Adding more Alka-Seltzer to the bottle keeps the reaction going so you can enjoy your funky lava lamp for longer. If you want to show someone later you can simply screw on a bottle cap and add more Alka-Seltzer when you need to. When you've finished all your Alka-Seltzer, you can take the experiment a step further by tightly screwing on a bottle cap and tipping the bottle back and forth, what happens then?



Conclusions

After conducting our experiment we determined our hypothesis to be correct.  We observed the ingredients we put in the bottle reacted as we thought they would.  Because the oil and water did not mix when you turn the lava lamp upside down the food coloring moves like the funky balls of color in a real lava lamp. 


​

About Author 1

Lily is in 5th grade and is ten years old.
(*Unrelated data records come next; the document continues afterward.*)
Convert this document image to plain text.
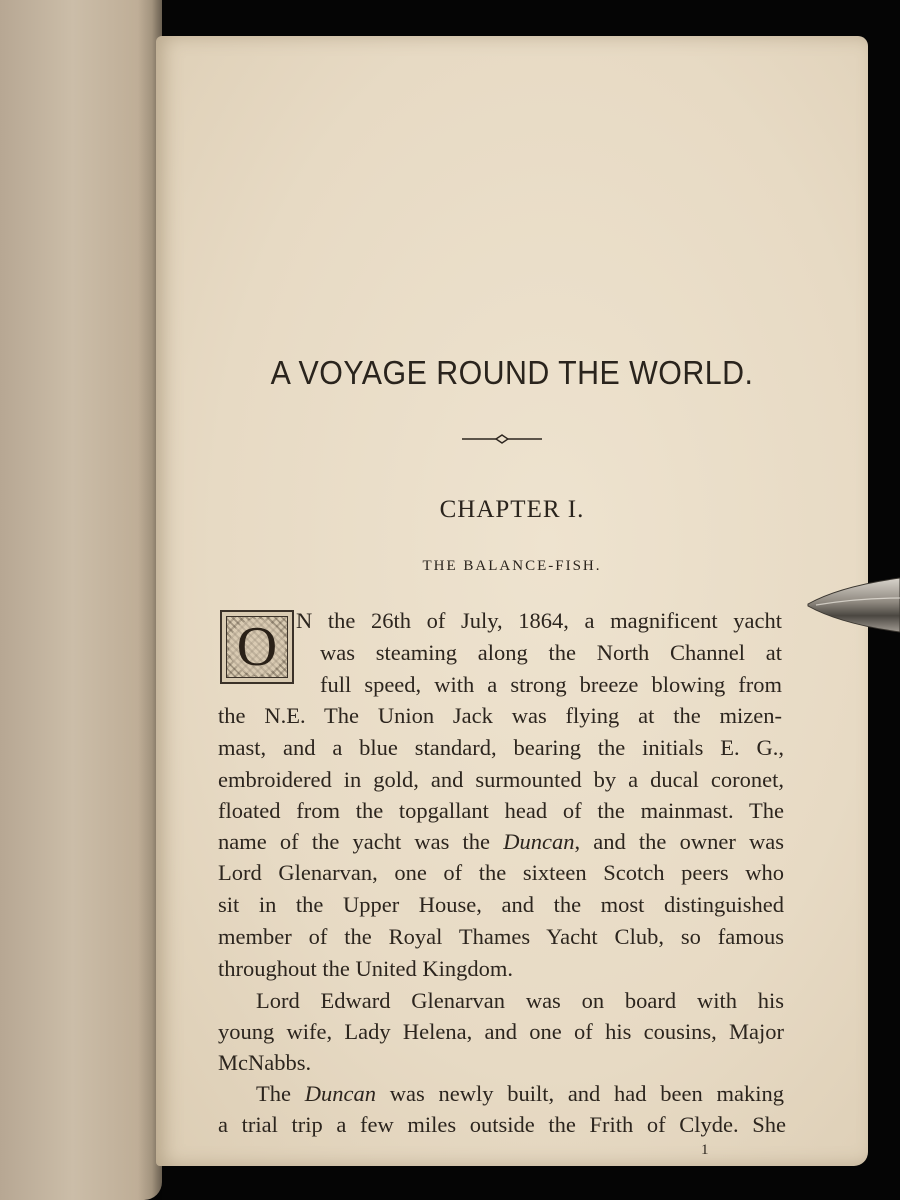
A VOYAGE ROUND THE WORLD.
CHAPTER I.
THE BALANCE-FISH.
O N the 26th of July, 1864, a magnificent yacht
was steaming along the North Channel at
full speed, with a strong breeze blowing from
the N.E. The Union Jack was flying at the mizen-
mast, and a blue standard, bearing the initials E. G.,
embroidered in gold, and surmounted by a ducal coronet,
floated from the topgallant head of the mainmast. The
name of the yacht was the Duncan, and the owner was
Lord Glenarvan, one of the sixteen Scotch peers who
sit in the Upper House, and the most distinguished
member of the Royal Thames Yacht Club, so famous
throughout the United Kingdom.
Lord Edward Glenarvan was on board with his
young wife, Lady Helena, and one of his cousins, Major
McNabbs.
The Duncan was newly built, and had been making
a trial trip a few miles outside the Frith of Clyde. She
1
She is in Mrs.​Carvos class. In her free time Lily likes to play fetch with her dog Joey.

About Author 2

Holly is in 5th grade and is ten years old. She is in Mrs .Carvos class. In her free time she likes to ski and swim in her pool with her sister.
​Comments
 
Question: This needs to more specific: What materials react how? What is being used.
 
Hypothesis: What chemicals are being referred to? The reader doesn't know. 
 
Materials:
 
Procedure: Look at caption below the Procedure. 
 
Safety Procedure: Grammar and punctuation. These are sentences.
Special Needs: These are sentences and need to be punctuated properly.

 
Science Behind it: 
 
Conclusion: Conclusions should be a paragraph. Was your hypothesis correct? What did you observe? What are other variables that you would like to test? 
 
About Author: No last names. This is open to the world.